O que parecia apenas parte de um fim na história da natureza ganhou um novo capítulo surpreendente com a redescoberta de uma ave considerada extinta há mais de um século. A espécie, que carrega uma plumagem azul-esverdeada tão vibrante quanto pouco comum, voltou a impressionar cientistas e apaixonados por vida selvagem.
O takahe, ou conhecido aqui como Tacaé-do-sul, é uma ave não voadora nativa da Nova Zelândia, famosa por sua plumagem azul-esverdeada e corpo robusto que remete a criaturas pré-históricas.
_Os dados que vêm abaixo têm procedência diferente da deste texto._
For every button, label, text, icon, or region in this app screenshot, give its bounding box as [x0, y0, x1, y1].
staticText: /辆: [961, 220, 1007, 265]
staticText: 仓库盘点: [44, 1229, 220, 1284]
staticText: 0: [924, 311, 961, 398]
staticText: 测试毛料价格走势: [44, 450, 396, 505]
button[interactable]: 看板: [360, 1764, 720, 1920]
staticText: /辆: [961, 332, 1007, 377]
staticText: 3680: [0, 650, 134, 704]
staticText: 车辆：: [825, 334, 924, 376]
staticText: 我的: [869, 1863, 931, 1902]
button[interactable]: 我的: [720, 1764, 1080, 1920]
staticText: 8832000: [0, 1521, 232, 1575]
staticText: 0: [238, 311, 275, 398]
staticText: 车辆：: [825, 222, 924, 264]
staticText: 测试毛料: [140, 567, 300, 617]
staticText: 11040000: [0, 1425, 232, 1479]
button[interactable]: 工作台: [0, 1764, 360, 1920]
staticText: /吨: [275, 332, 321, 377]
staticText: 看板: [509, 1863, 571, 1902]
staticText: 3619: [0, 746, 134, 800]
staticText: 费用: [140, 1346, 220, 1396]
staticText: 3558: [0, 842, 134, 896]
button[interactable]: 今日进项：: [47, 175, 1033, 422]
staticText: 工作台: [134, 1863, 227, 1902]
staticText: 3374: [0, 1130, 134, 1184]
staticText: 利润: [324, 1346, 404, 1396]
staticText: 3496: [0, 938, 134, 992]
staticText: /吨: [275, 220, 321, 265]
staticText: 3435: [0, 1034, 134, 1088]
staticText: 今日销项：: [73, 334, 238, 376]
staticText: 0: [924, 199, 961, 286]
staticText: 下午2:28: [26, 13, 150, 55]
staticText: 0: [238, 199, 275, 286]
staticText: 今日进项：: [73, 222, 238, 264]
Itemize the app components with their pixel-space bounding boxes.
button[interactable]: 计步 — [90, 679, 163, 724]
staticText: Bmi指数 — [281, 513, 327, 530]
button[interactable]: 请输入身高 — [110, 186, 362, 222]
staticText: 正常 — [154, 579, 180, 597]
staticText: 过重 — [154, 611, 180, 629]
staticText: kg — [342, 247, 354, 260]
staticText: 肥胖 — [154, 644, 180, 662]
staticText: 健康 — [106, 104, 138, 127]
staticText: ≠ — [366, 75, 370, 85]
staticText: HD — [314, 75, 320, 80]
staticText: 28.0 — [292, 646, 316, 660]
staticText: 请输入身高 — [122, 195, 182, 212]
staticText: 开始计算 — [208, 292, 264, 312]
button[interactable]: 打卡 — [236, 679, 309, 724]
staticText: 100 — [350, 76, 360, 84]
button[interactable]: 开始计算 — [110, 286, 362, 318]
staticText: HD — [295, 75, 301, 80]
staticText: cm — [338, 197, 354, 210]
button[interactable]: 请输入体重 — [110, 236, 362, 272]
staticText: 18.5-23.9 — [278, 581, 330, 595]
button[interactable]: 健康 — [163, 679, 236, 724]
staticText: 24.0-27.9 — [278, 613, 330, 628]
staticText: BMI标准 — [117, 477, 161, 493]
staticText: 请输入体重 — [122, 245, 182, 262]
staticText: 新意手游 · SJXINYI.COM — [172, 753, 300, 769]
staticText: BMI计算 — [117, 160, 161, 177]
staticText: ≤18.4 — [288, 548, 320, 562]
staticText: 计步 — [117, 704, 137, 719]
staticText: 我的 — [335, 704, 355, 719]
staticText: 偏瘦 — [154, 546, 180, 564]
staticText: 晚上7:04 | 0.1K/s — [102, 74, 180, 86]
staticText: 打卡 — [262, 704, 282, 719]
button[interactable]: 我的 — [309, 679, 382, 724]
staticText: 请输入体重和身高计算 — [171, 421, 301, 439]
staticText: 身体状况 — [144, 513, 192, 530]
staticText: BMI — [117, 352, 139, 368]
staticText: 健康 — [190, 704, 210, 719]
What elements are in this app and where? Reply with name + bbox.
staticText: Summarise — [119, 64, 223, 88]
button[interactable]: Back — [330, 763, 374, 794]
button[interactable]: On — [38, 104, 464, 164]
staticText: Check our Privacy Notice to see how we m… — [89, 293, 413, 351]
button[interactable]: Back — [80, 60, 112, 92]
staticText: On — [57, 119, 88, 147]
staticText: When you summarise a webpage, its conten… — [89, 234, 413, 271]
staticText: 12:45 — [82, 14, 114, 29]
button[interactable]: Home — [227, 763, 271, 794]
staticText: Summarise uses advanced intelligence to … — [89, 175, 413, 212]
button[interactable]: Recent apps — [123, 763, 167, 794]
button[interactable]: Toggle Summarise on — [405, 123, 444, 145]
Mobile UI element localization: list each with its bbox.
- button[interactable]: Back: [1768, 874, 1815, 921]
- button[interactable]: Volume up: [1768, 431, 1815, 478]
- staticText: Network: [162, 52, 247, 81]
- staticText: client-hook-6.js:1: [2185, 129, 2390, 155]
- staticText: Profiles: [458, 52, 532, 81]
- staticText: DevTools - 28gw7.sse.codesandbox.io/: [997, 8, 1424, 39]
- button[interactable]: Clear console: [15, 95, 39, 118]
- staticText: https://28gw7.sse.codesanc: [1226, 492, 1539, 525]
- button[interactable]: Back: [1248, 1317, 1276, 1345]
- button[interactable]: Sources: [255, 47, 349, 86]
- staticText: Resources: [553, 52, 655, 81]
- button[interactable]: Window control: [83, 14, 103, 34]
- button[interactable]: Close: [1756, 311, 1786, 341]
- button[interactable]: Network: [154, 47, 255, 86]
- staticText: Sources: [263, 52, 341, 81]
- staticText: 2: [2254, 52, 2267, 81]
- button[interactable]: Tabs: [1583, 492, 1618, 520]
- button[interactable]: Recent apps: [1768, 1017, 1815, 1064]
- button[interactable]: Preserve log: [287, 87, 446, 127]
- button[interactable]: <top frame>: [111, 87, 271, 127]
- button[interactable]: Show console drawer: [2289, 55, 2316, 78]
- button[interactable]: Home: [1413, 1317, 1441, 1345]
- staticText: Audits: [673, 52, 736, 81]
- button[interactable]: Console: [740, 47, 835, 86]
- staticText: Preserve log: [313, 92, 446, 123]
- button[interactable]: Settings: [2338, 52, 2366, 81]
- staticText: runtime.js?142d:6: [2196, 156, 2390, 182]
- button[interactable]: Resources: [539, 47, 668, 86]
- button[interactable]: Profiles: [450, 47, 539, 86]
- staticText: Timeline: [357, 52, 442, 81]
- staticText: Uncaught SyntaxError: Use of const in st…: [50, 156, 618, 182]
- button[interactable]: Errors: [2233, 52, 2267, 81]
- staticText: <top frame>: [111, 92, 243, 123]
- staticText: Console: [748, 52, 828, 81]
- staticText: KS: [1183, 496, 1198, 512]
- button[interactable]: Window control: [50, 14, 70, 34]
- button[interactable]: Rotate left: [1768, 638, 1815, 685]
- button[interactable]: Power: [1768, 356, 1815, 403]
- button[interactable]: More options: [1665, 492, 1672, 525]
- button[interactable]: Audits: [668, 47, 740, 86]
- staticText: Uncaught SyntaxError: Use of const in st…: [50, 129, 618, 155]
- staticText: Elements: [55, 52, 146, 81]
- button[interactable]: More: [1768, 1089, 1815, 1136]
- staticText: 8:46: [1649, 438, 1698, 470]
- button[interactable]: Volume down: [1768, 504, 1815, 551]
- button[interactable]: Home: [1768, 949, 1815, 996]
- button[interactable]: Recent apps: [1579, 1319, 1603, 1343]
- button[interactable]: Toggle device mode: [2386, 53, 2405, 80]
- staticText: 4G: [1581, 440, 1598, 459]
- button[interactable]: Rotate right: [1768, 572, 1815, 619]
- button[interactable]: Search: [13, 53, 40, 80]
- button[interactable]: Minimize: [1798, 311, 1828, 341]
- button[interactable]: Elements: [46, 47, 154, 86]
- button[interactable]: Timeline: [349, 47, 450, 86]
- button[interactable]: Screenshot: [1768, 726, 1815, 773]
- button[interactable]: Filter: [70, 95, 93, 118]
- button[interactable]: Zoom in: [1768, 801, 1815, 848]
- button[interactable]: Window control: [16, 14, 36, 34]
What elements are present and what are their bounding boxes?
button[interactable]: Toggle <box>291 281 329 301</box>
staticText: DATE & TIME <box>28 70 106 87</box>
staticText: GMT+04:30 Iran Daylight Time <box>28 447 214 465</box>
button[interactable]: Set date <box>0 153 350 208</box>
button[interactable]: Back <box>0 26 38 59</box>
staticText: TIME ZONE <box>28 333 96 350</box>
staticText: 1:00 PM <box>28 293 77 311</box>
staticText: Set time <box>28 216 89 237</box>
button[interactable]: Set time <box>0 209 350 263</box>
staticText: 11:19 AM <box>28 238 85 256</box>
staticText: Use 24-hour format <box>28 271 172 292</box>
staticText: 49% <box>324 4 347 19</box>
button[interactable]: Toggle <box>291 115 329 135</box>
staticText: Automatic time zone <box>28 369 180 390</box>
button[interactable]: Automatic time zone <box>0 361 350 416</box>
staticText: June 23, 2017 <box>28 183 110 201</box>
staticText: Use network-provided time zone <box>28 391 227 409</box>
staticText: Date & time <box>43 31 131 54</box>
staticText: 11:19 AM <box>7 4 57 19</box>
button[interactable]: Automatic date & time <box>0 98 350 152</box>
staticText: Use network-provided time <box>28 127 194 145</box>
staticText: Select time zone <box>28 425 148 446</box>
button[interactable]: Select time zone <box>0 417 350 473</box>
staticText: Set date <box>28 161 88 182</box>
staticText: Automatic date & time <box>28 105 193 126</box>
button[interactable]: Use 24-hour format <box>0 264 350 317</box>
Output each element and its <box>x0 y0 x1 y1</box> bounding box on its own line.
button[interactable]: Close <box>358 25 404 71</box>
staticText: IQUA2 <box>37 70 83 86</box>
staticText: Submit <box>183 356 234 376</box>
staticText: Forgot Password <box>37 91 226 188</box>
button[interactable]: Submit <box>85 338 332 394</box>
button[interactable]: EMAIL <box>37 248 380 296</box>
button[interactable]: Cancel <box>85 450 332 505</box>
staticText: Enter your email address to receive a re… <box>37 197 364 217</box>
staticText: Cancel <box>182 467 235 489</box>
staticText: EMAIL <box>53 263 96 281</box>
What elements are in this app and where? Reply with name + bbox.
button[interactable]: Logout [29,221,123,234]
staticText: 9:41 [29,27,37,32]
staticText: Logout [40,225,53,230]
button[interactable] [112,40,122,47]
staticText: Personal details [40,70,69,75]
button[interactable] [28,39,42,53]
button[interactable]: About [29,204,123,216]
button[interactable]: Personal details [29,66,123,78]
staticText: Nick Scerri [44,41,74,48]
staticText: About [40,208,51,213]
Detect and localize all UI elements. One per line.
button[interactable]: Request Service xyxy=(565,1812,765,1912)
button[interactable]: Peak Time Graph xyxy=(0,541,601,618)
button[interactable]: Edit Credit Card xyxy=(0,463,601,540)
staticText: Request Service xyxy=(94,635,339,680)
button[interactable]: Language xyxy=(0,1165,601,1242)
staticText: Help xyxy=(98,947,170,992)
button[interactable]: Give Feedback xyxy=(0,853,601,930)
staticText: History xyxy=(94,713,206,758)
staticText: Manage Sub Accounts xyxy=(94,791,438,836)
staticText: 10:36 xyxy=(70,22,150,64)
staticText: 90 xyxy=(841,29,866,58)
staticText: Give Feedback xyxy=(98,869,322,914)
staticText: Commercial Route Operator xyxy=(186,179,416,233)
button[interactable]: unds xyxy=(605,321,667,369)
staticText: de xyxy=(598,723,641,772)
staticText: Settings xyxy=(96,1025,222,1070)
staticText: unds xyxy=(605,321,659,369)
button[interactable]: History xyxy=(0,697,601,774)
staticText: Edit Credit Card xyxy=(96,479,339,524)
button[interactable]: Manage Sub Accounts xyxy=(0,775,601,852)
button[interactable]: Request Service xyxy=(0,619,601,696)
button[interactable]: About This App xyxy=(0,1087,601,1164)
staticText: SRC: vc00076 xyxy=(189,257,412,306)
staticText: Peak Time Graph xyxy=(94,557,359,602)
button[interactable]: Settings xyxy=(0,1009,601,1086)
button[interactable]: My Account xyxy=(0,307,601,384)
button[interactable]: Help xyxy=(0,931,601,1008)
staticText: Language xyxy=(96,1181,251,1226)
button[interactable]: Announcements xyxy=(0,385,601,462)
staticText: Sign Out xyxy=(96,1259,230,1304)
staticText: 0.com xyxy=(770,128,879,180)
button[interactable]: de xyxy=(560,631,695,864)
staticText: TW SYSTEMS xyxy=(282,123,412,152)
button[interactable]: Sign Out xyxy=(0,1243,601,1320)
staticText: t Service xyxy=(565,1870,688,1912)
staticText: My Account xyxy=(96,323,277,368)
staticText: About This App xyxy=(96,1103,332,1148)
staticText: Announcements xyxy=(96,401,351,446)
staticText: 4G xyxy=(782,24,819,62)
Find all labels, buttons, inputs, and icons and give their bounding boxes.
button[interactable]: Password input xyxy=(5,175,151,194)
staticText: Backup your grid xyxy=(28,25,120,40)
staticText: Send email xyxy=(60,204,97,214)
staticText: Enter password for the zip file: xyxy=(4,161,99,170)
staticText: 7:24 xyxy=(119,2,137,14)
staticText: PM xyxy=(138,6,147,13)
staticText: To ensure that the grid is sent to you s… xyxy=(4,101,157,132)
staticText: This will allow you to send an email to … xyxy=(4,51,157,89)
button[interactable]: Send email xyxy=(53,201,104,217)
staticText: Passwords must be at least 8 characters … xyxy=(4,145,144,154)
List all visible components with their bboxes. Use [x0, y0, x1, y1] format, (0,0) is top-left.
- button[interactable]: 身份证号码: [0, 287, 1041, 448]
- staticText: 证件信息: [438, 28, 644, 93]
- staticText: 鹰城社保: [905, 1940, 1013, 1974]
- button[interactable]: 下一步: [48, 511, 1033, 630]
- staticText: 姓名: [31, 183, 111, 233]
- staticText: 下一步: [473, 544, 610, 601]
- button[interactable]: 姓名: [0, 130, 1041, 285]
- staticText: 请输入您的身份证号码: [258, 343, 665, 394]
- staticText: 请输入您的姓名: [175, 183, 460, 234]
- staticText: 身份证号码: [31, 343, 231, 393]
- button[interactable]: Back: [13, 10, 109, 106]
Essa espécie chegou a ser amplamente distribuída nas ilhas norte e sul, mas sofreu declínio progressivo ao longo dos séculos.
A subespécie da Ilha Sul, chamada Porphyrio hochstetteri, foi oficialmente declarada extinta em 1898, deixando cientistas e comunidades locais sem avistamentos por décadas. Não é à toa que a redescoberta marcou um dos episódios mais fascinantes da história da ornitologia moderna.

A pista que mudou tudo foi encontrada graças a pegadas incomuns e sons jamais identificados em vales alpinos isolados próximos ao Lago Te Anau. Graças a esses sinais, o médico e naturalista Dr. Geoffrey Orbell liderou uma expedição em 1948 que encontrou um exemplar vivo da ave.
O encontro não só trouxe de volta ao conhecimento científico um animal que se acreditava perdido para sempre, como também reacendeu debates sobre conservação e fragilidade de espécies raras. Até mesmo a cultura maori, para quem o takahe tem grande valor, celebrou a notícia como um verdadeiro tesouro natural.
Espécie está se expandindo novamente
Graças a esforços de conservação e programas de proteção ambiental, populações de Tacaé estão lentamente crescendo em áreas protegidas e santuários livres de predadores. A espécie ainda é considerada em perigo, mas sua história de retorno inspira cientistas e ambientalistas ao redor do mundo.